Now and again, we will get half a dozen boxes filled with paperback mysteries. No one ever complains, “Who buys these? Poor souls who don’t get enough violence in their lives?”
It hasn’t happened this year yet, but we will frequently get boxes filled with fantasy novels, with or without an equal number of science fiction tales. I don’t hear anyone whine, “Why don’t these people go out and find something positive to do?”
No, we’ve grown beyond that. Reading genre fiction has become a respectable pastime. Almost.
Because, by gum, let some poor soul donate a mere twenty-five boxes of romances and it sets off waves of helpful psychoanalysis. Romances are one of the last seriously guilty pleasures in the world of reading. (Somebody dropped off five hundred comic books earlier this year: no comments beyond “Wow!”)
These don’t even have the advantage of being romances of the undead or uncanny. With the exception of a couple of vampires, a pair of dragons, and a werewolf, the protagonists in these stories are human. “Or as close to human as anybody in a romance ever gets,” chortled someone who heard me mention this.

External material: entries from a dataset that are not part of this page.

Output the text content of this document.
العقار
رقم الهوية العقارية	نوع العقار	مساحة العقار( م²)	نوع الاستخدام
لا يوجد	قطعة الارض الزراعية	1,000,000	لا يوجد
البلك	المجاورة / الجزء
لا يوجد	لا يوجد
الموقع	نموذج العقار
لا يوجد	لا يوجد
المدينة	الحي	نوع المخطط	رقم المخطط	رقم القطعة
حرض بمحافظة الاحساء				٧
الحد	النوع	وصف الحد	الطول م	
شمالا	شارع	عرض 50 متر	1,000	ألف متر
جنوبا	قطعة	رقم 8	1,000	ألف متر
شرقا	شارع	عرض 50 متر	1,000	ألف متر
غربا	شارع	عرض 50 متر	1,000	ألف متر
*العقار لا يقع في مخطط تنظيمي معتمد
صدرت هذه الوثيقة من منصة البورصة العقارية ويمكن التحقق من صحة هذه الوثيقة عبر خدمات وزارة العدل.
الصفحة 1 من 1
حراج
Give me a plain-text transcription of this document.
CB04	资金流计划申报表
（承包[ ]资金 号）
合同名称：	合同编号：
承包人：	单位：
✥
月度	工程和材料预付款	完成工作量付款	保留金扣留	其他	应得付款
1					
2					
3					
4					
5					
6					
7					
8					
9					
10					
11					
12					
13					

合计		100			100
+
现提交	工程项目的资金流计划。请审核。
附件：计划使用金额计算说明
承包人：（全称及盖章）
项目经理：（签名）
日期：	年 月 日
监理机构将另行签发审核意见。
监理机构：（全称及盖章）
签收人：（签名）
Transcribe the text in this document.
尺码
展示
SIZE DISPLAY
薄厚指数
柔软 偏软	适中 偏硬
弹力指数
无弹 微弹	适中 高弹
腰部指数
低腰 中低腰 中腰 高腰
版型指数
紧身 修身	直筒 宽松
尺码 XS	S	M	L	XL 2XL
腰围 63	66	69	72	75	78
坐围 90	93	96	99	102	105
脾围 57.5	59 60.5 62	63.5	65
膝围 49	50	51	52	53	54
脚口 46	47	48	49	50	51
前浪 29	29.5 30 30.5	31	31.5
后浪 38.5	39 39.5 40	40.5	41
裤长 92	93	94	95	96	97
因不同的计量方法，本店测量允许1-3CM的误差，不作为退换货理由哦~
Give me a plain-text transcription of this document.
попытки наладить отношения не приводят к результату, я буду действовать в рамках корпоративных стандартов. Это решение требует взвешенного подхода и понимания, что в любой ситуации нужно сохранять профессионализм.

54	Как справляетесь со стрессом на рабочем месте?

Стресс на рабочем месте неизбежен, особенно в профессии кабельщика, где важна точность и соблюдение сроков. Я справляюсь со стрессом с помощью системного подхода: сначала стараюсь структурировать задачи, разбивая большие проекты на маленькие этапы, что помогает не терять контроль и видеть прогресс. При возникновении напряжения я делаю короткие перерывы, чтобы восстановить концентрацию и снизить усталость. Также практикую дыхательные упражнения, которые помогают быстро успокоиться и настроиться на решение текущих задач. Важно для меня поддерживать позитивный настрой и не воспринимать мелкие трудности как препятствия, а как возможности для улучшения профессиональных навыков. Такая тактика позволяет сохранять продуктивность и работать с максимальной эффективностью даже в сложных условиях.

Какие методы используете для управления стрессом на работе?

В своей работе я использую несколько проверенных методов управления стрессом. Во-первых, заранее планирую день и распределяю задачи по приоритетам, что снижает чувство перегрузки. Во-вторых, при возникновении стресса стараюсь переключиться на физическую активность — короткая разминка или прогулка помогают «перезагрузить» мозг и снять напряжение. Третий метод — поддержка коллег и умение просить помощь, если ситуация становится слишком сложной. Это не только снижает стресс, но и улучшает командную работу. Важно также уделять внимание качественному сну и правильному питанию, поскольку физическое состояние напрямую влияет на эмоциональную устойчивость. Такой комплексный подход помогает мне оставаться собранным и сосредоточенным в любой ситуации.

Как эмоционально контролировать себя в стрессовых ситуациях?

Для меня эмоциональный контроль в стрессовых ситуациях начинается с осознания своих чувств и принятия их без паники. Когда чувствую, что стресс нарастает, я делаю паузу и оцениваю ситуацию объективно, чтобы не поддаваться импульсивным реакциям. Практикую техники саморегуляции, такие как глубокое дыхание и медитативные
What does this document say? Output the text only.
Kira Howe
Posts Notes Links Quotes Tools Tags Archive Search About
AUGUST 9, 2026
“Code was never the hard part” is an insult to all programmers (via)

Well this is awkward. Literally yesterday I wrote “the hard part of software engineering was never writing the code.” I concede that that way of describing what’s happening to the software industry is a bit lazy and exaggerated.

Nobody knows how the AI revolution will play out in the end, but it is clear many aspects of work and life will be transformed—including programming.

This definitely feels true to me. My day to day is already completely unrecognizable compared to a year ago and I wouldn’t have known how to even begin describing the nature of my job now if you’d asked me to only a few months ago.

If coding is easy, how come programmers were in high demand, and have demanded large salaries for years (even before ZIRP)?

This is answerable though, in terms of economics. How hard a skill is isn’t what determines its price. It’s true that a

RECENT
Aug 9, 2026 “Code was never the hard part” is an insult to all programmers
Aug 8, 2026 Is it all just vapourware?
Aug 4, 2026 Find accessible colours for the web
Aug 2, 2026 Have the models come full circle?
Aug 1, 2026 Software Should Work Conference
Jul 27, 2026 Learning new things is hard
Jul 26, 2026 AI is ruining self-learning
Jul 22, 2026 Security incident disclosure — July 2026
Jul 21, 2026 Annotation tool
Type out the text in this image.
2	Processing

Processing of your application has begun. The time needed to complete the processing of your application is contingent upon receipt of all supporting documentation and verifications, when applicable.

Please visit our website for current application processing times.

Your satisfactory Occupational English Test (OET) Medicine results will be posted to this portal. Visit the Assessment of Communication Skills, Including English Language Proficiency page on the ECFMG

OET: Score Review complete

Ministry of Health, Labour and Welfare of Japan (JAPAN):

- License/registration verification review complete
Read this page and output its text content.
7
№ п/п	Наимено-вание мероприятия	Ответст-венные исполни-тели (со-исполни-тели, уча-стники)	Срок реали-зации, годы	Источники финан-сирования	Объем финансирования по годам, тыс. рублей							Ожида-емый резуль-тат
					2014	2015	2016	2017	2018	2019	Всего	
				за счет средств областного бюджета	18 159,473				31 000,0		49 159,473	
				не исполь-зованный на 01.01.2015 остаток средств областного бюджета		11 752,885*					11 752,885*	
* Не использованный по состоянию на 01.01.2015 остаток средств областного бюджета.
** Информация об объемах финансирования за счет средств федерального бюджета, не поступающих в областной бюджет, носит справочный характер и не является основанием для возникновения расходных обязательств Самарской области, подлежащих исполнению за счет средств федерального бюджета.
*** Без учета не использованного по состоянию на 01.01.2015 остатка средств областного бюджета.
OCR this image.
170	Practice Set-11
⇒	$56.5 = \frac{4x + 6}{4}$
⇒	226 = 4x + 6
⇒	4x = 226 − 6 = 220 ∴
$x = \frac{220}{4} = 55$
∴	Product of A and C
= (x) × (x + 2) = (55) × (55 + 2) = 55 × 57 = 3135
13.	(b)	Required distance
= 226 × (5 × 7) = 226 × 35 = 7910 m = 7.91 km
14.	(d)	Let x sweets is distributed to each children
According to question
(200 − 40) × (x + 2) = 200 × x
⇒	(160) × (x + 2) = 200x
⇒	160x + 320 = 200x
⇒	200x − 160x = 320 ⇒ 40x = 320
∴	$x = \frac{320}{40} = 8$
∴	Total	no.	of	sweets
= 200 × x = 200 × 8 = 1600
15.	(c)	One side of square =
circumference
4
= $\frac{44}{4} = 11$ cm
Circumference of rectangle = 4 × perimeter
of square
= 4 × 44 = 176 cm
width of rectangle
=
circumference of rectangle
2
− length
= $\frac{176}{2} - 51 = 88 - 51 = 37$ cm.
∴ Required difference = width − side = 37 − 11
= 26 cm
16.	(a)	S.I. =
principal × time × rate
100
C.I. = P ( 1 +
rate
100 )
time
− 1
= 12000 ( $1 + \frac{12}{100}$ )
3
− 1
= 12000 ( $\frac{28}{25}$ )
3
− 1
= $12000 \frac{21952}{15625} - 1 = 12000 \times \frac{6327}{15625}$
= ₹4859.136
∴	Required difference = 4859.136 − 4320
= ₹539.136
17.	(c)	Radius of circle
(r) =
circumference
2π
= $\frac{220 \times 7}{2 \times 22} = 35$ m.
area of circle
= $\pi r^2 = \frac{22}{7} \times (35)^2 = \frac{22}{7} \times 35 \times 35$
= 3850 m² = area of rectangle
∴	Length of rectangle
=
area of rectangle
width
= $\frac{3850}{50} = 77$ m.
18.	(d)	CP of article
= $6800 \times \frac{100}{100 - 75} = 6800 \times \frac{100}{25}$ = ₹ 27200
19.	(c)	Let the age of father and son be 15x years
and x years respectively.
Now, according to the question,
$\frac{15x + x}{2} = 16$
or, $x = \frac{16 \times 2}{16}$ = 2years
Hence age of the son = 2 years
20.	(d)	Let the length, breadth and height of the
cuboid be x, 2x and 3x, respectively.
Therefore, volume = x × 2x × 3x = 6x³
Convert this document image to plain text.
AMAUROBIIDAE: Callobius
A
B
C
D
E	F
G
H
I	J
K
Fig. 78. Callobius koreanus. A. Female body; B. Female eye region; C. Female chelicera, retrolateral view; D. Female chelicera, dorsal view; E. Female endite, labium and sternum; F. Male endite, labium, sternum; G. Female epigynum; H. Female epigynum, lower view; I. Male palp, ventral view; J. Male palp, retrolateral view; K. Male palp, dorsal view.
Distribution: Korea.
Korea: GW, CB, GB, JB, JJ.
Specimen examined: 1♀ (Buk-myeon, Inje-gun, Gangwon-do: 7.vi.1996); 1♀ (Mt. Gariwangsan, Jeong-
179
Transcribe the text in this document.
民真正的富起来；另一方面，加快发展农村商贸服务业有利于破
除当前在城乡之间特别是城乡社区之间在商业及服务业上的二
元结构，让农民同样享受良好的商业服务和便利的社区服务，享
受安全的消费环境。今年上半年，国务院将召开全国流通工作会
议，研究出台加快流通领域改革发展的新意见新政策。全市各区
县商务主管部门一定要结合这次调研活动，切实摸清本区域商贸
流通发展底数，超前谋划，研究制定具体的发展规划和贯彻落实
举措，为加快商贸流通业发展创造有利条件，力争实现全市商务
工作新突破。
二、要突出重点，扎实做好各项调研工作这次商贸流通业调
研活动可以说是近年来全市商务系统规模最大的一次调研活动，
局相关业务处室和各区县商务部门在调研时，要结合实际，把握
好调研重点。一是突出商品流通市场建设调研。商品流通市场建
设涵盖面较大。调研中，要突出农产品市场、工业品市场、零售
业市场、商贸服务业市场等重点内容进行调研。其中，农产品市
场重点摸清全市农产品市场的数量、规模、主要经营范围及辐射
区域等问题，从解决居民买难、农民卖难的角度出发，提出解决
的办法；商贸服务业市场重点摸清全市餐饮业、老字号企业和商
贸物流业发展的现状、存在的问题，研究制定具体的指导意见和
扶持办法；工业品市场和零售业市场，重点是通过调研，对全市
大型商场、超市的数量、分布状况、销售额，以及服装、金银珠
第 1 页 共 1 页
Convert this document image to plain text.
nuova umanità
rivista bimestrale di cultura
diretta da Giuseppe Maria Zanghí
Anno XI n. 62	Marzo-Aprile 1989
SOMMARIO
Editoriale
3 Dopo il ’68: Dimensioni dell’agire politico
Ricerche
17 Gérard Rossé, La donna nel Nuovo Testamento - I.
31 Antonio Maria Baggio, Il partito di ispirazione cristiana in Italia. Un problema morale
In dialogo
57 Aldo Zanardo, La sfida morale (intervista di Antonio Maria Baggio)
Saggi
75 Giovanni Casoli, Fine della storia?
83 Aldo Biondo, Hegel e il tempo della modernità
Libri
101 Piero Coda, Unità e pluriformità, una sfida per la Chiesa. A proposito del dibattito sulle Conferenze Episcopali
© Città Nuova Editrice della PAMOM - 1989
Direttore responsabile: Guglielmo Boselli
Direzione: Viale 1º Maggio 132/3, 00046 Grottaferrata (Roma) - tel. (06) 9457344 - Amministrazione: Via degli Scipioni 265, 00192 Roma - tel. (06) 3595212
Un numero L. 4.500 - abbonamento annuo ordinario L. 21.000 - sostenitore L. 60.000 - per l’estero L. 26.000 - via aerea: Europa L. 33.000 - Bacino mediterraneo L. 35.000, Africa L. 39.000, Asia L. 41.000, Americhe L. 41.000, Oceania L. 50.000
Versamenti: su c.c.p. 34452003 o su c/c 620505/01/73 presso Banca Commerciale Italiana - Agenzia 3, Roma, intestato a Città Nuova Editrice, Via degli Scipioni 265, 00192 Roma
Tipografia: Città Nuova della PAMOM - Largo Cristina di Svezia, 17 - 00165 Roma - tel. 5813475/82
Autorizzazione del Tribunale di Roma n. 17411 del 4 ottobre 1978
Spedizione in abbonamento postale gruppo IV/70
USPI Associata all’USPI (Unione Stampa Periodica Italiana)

They are also primarily historical romances, so we get a lot of lords and ladies, unless we travel to another continent for a game of cowboys and schoolmarms. The collection focuses on the nineteenth century, but this does not preclude some earlier yarns starring pirates and damsels in distress, or knights meeting duchesses who are alarmingly independent and self-confident. I did run across one which involved a Saxon invader and a Roman maiden, but nothing neolithic has turned up so far.
Can we make some case for this as an easy way to learn about history? Probably not. The covers don’t help. I realize that paperback art is not really intended to make the books look like serious additions to the literature of the human condition. It’s designed to get people to open the covers. (Any time I pick up a book and find all the critics quoted on the cover telling me how important this book is to the literature of the human condition, I put it back down. Maybe that’s just me.) The historical data you can pick up from looking at the covers is questionable, at the very least. Apparently before elastic was adopted by our prudish century, people’s clothes fell off on a regular basis. Male chest hair was not invented until about 1920 (even this hero who turns into a werewolf occasionally are bald from eyebrow to bellybutton.) Despite all these covers over here, which show women lacing up their corsets, those covers over there make it clear that no wellborn lady ever wore one when out on a date.
But if that bothers you, there are plain brown wrappers available in the world. We’re not supposed to judge a book by its cover, after all. There are people who would willingly go around the Book Fair on the last day and count how many romances we have sold as opposed to those books on higher mathematics I was telling you about last week. Maybe books on set theory would sell better with a few insecurely-clad mathematicians on the cover.
What I’m actually whining about here, swordfish sundae, is a tendency to judge one person’s junk food more severely than another’s. People do not (so far) stand in the grocery store and sneer at you if you buy jelly beans instead of potato chips. So why do we feel free to grumble about people buying paperbacks with bald-chested Anglo Saxon warriors on them instead of the ones where a trenchcoated man with a gun waits in a rainswept alley? Will the man in the trenchcoat shoot somebody? Of course, or you’ll demand your money back. Will the Anglo-Saxon warrior find himself loving the fair Romano-British damsel, having learned to respect her as a person after learning she doesn’t wear a corset? Certainly.
You enjoy your jellybeans and let other people buy their potato chips. If you’re worried what people will think, buy a book on calculus to go with them.